Doing more than just assisting

Doing more than just assisting

By Charles Kwuelum

Martina Talatu Garba was looking forward to becoming a mother, in a culture that highly values having children. Unfortunately, her hopes were dashed when she died at childbirth due to complications from malaria and a lack of adequate medical care. Since Refawa, her hometown in Nigeria, lacks a primary healthcare facility and is 15 miles away from the nearest public hospital, many women, newborn babies and children do not have access to skilled care and life-saving medicines.

About 303,000 women worldwide die annually during childbirth, as a result of health conditions that are preventable and treatable with simple and affordable interventions. Lack of access to education, nutritional training, primary healthcare personnel and socio-economic empowerment further impact the situations faced by these women.

In Martina Talatu Garba’s poor agrarian community, in the Rano area of Kano State, factors such as unsafe water, lack of sanitation, and inadequate hygiene have cost lives. The World Health Organization reports that 1.7 million children under 5 years of age around the world die annually as a direct result of these factors.
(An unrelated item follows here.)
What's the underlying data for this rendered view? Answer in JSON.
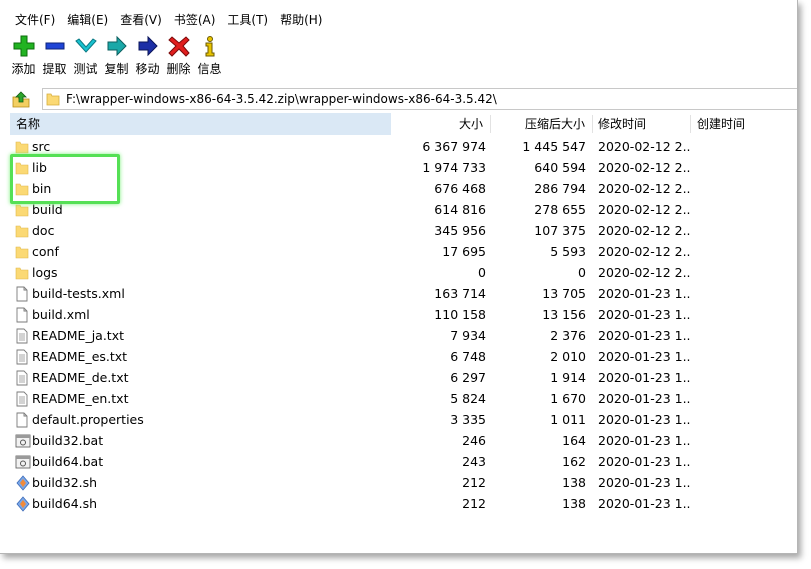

In some cases women, newborn babies and children also suffer from HIV and AIDS and tuberculosis. As long as these scourges remain, the global community must not relent in supporting global health programs, as the efforts of organizations like Mennonite Central Committee (MCC) alone will not be enough. To attain progress and well-being in developing countries, it is necessary to strengthen their health systems thereby improving the health of mothers, children and families.

A visit to the Women’s Initiative for Sustainable Community Development in Jos, Nigeria. MCC photo/Ben Weisbrod

As part of its support for primary health-promotion projects, including maternal and child health, nutrition, clean water and sanitation, in Nigeria MCC supports the Women’s Initiative for Sustainable Community Development. The organization educates women on HIV and AIDS, while decreasing discrimination and stigma among women testing HIV positive. This helps to reduce risky behavior in the Jos North and Wase areas of Plateau State.
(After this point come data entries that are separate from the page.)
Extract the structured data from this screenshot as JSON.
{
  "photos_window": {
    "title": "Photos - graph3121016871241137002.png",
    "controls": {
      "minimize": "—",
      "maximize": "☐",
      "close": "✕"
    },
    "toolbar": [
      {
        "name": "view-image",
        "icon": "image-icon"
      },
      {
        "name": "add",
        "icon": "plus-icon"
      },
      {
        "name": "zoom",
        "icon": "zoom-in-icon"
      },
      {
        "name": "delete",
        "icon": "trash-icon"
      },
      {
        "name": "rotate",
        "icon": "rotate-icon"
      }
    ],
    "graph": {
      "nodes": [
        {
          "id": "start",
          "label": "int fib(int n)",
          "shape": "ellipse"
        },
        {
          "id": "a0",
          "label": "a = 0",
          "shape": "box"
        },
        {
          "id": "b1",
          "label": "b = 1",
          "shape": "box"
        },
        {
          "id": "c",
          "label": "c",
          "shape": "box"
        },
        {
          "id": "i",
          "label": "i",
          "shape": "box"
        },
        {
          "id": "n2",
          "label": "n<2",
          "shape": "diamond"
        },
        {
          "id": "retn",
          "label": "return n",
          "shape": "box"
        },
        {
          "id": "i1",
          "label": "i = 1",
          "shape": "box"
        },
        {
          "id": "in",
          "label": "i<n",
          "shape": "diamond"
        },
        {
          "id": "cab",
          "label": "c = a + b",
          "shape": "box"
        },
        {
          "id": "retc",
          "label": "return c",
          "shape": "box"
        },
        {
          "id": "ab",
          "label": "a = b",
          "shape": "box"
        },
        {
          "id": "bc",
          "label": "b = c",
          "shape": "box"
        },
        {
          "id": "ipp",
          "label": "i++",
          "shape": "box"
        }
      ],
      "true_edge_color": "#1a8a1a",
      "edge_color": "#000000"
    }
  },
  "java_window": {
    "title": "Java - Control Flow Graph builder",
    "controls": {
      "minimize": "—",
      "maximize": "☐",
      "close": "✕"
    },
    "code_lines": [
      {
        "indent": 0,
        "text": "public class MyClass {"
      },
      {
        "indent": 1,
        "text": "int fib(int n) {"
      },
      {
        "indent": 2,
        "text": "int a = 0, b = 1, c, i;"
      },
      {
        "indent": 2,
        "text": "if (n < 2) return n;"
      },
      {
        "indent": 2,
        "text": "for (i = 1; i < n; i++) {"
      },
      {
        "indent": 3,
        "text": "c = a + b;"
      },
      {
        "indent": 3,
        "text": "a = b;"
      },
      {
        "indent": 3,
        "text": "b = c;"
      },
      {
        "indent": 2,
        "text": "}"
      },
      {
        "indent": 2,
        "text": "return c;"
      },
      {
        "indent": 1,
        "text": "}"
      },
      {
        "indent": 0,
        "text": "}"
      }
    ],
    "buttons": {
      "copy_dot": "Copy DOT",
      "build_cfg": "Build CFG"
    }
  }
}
On May 23, President Trump released his budget proposal with drastic cuts to funding for international development assistance, while increasing military spending. If the budget is approved by Congress, it will affect global health programs, including those that address HIV and AIDS, tuberculosis and malaria. It would also impact the U.S. government’s ability to help improve health systems in developing countries.

It is vital that we assist those who are in need (Matthew 25:31-46, 1 John 3:17). But we must also do more. Our duty is to pray for policy makers (1 Timothy 2:1-2) and to take actions that will influence lawmakers’ deliberations, so that others like Martina Talatu Garba do not die from preventable conditions.